Потом она завернулась в банную простыню и внимательно посмотрела на свое отражение в зеркале. Теперь Трэвис знает, что у нее был ребенок. Она сказала ему больше, чем хотела, хотя и меньше, чем могла, и это ее очень тревожило. Сильвия знала так же точно, как то, что солнце каждое утро восходит в небе, что Трэвис не будет удовлетворен ее коротким объяснением. Он ушел просто потому, что понял: она слишком расстроена для того, чтобы разговаривать. Кроме того, он знал, что внизу его ждут гости, но позднее, — возможно, завтра с утра, — он начнет свои расспросы заново.
Сильвия дотронулась до своих губ и вспомнила его нежные поцелуи. Что случилось с ней? Почему она хотела, чтобы он обнимал ее и прикасался к ней, зная, что это ничего для него не значит? Когда он находился с ней в одной комнате, все, о чем она могла думать: каково его отношение к ней.
Я очень люблю его, вновь подумала она, действительно люблю.
Сильвия закрыла глаза и сжала голову обеими руками. Что же делать? Как прекратить это безумие? Она подняла лазурное шелковое платье и, перекинув его через руку, пошла в спальню, чтобы повесить в шкаф. При виде Трэвиса, небрежно развалившегося на диване у окна, Сильвия замерла, молча наблюдая за тем, как восхищенный взгляд Трэвиса ощупывает всю ее фигуру, возбуждая в ней желание.
Он здесь потому, что хочет меня, подумала Сильвия, и с этим я ничего не могу поделать, поскольку тоже хочу его.
8
— Что, уже все гости разъехались? — тихо спросила Сильвия.
— Все, кроме одной, — отозвался Трэвис, направляясь к ней.
— О?
— Да, в ней есть какая-то загадка, в этой гостье. Красивая, умная, страстная… — он принял платье из ее дрожащих рук и бросил его на пол. Взял руку Сильвии, поднес ее к своим губам и стал медленно целовать ее от запястья к внутренней стороне локтя. Иногда он поднимал глаза, отвечая на растерянный взгляд Сильвии своим ошеломляюще страстным взглядом. — Понимаешь, она нуждается в любви и теплоте больше, чем какая-либо другая знакомая мне женщина. Она нуждается в том, чтобы ее обняли мои руки, так же, как я хочу, чтобы она обняла меня. Но она сопротивляется и заставляет себя злиться и быть холодной и непреклонной…
Его слова перемежались поцелуями. Вверх по ее руке, к оголенным плечам. Эти поцелуи отзывались новыми волнами желания и дрожью жаждущего тела Сильвии.

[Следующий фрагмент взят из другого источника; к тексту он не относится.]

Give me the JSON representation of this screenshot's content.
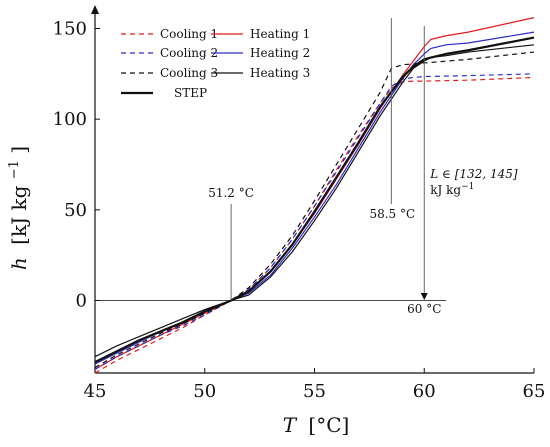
{
  "chart_data": {
    "type": "line",
    "xlabel_var": "T",
    "xlabel_unit": "[°C]",
    "ylabel_var": "h",
    "ylabel_unit": "[kJ kg",
    "ylabel_exp": "−1",
    "ylabel_close": "]",
    "xlim": [
      45,
      65
    ],
    "ylim": [
      -40,
      158
    ],
    "x_ticks": [
      "45",
      "50",
      "55",
      "60",
      "65"
    ],
    "y_ticks": [
      "0",
      "50",
      "100",
      "150"
    ],
    "legend_position": "top-left",
    "series": [
      {
        "name": "Cooling 1",
        "color": "#e41a1c",
        "dash": true,
        "x": [
          45,
          46,
          47,
          48,
          49,
          50,
          51.2,
          52,
          53,
          54,
          55,
          56,
          57,
          58,
          58.5,
          59,
          59.5,
          60,
          62,
          65
        ],
        "y": [
          -40,
          -33,
          -27,
          -21,
          -15,
          -8,
          0,
          6,
          18,
          34,
          52,
          72,
          91,
          109,
          117,
          120.5,
          121,
          121,
          121.5,
          123
        ]
      },
      {
        "name": "Heating 1",
        "color": "#e41a1c",
        "dash": false,
        "x": [
          45,
          46,
          47,
          48,
          49,
          50,
          51.2,
          52,
          53,
          54,
          55,
          56,
          57,
          58,
          59,
          59.5,
          60,
          60.3,
          61,
          62,
          65
        ],
        "y": [
          -38,
          -31,
          -25,
          -19,
          -13,
          -7,
          0,
          5,
          16,
          31,
          48,
          67,
          86,
          106,
          124,
          132,
          140,
          144,
          146,
          148,
          156
        ]
      },
      {
        "name": "Cooling 2",
        "color": "#2b2bc4",
        "dash": true,
        "x": [
          45,
          46,
          47,
          48,
          49,
          50,
          51.2,
          52,
          53,
          54,
          55,
          56,
          57,
          58,
          58.5,
          59,
          59.5,
          60,
          62,
          65
        ],
        "y": [
          -38,
          -31,
          -25,
          -19,
          -14,
          -8,
          0,
          6,
          18,
          34,
          52,
          71,
          90,
          109,
          118,
          122,
          123,
          123.5,
          124,
          125
        ]
      },
      {
        "name": "Heating 2",
        "color": "#2b2bc4",
        "dash": false,
        "x": [
          45,
          46,
          47,
          48,
          49,
          50,
          51.2,
          52,
          53,
          54,
          55,
          56,
          57,
          58,
          59,
          59.5,
          60,
          60.3,
          61,
          62,
          65
        ],
        "y": [
          -35,
          -29,
          -23,
          -17,
          -12,
          -6,
          0,
          4,
          14,
          29,
          46,
          64,
          84,
          104,
          122,
          130,
          136,
          139,
          141,
          142,
          148
        ]
      },
      {
        "name": "Cooling 3",
        "color": "#111111",
        "dash": true,
        "x": [
          45,
          46,
          47,
          48,
          49,
          50,
          51.2,
          52,
          53,
          54,
          55,
          56,
          57,
          58,
          58.5,
          59,
          59.5,
          60,
          62,
          65
        ],
        "y": [
          -37,
          -30,
          -24,
          -18,
          -13,
          -7,
          0,
          7,
          20,
          36,
          55,
          75,
          95,
          115,
          128,
          130,
          130.5,
          131,
          133,
          137
        ]
      },
      {
        "name": "Heating 3",
        "color": "#111111",
        "dash": false,
        "x": [
          45,
          46,
          47,
          48,
          49,
          50,
          51.2,
          52,
          53,
          54,
          55,
          56,
          57,
          58,
          59,
          59.5,
          60,
          60.3,
          61,
          62,
          65
        ],
        "y": [
          -31,
          -25,
          -20,
          -15,
          -10,
          -5,
          0,
          3,
          13,
          27,
          44,
          62,
          82,
          102,
          120,
          128,
          132,
          134,
          135,
          137,
          141
        ]
      },
      {
        "name": "STEP",
        "color": "#111111",
        "dash": false,
        "bold": true,
        "x": [
          45,
          46,
          47,
          48,
          49,
          50,
          51.2,
          52,
          53,
          54,
          55,
          56,
          57,
          58,
          59,
          59.5,
          60,
          60.3,
          61,
          62,
          65
        ],
        "y": [
          -34,
          -28,
          -22,
          -17,
          -12,
          -6,
          0,
          5,
          16,
          31,
          49,
          68,
          87,
          107,
          123,
          129,
          133,
          134,
          136,
          138,
          145
        ]
      }
    ],
    "annotations": {
      "t1": "51.2 °C",
      "t2": "58.5 °C",
      "t3": "60 °C",
      "latent_1": "L ∈ [132, 145]",
      "latent_2": "kJ kg",
      "latent_2_exp": "−1"
    }
  }
}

— Я хочу тебя, — выдохнул Трэвис, едва касаясь своими губами нежной кожи у основания шеи Сильвии. — Не нужно больше сопротивляться, милая. Не нужно больше никаких бессодержательных предлогов… — Он страстно поцеловал ее в губы, и Сильвия, охваченная страстью, обхватила руками его шею, раскрыла губы, позволяя его языку проникнуть внутрь.
— Я люблю, люблю тебя, — шептала она, когда он быстрым движением поднял ее и с бесконечной нежностью перенес на кровать.

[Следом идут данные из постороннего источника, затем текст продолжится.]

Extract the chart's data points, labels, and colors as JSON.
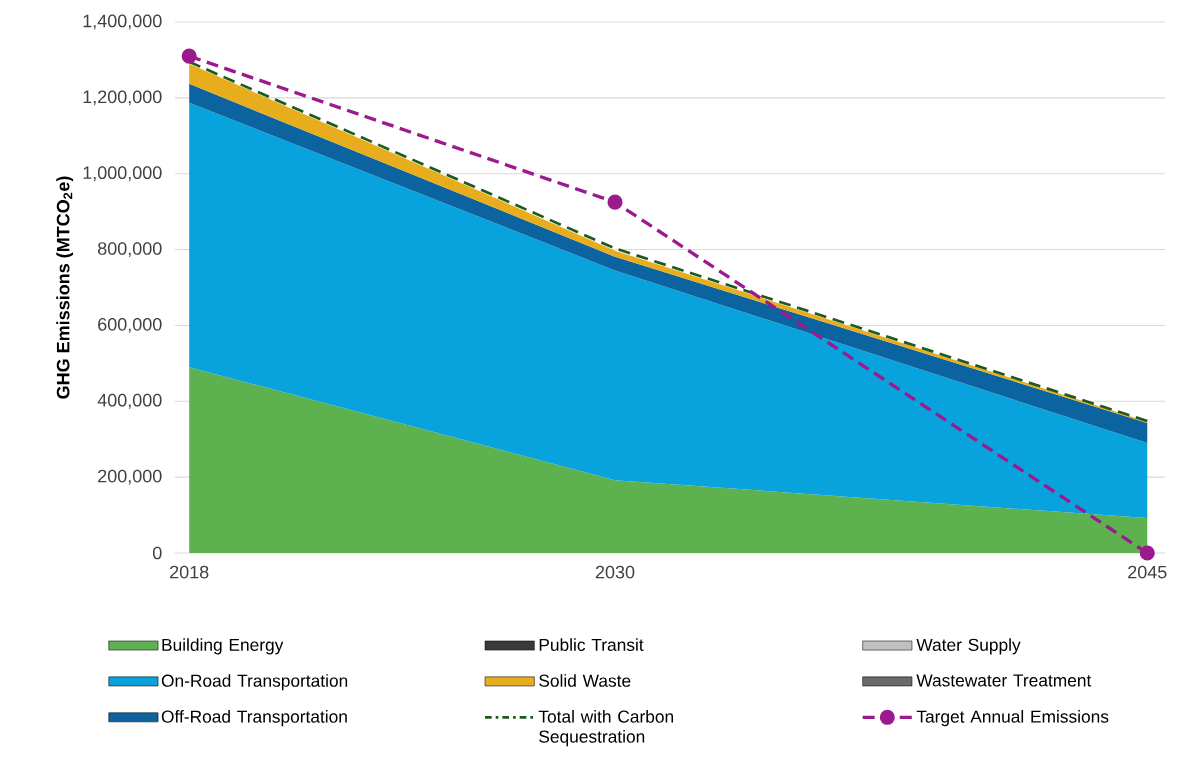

Его руки гладили все ее тело, касаясь холмиков ее грудей, все еще находившихся под простыней, и плоскую поверхность живота… Он сбросил с нее простыню, — последнюю преграду на пути к ее телу.
— Ты такая красивая, такая прекрасная, — шептал Трэвис, касаясь своими руками ее горячей кожи. Его губы легли на ее груди, и Сильвия задохнулась от наслаждения, почувствовав глубоко внутри себя щемящее томление, когда он дотронулся языком до заострившихся пиков грудей.
Она вытянулась, судорожно расстегнула пуговицы на его рубашке, пальцы ее рук проскользнули под дорогое белье, нащупали островок темных спутанных волос и стали гладить его широкую загорелую мускулистую грудь.
— Сильвия! — прошептал Трэвис охрипшим голосом, приподнимаясь на руках и сбрасывая сначала свою рубашку, а потом все остальное, не отрывая при этом своих сверкающих глаз от ее лица и тела.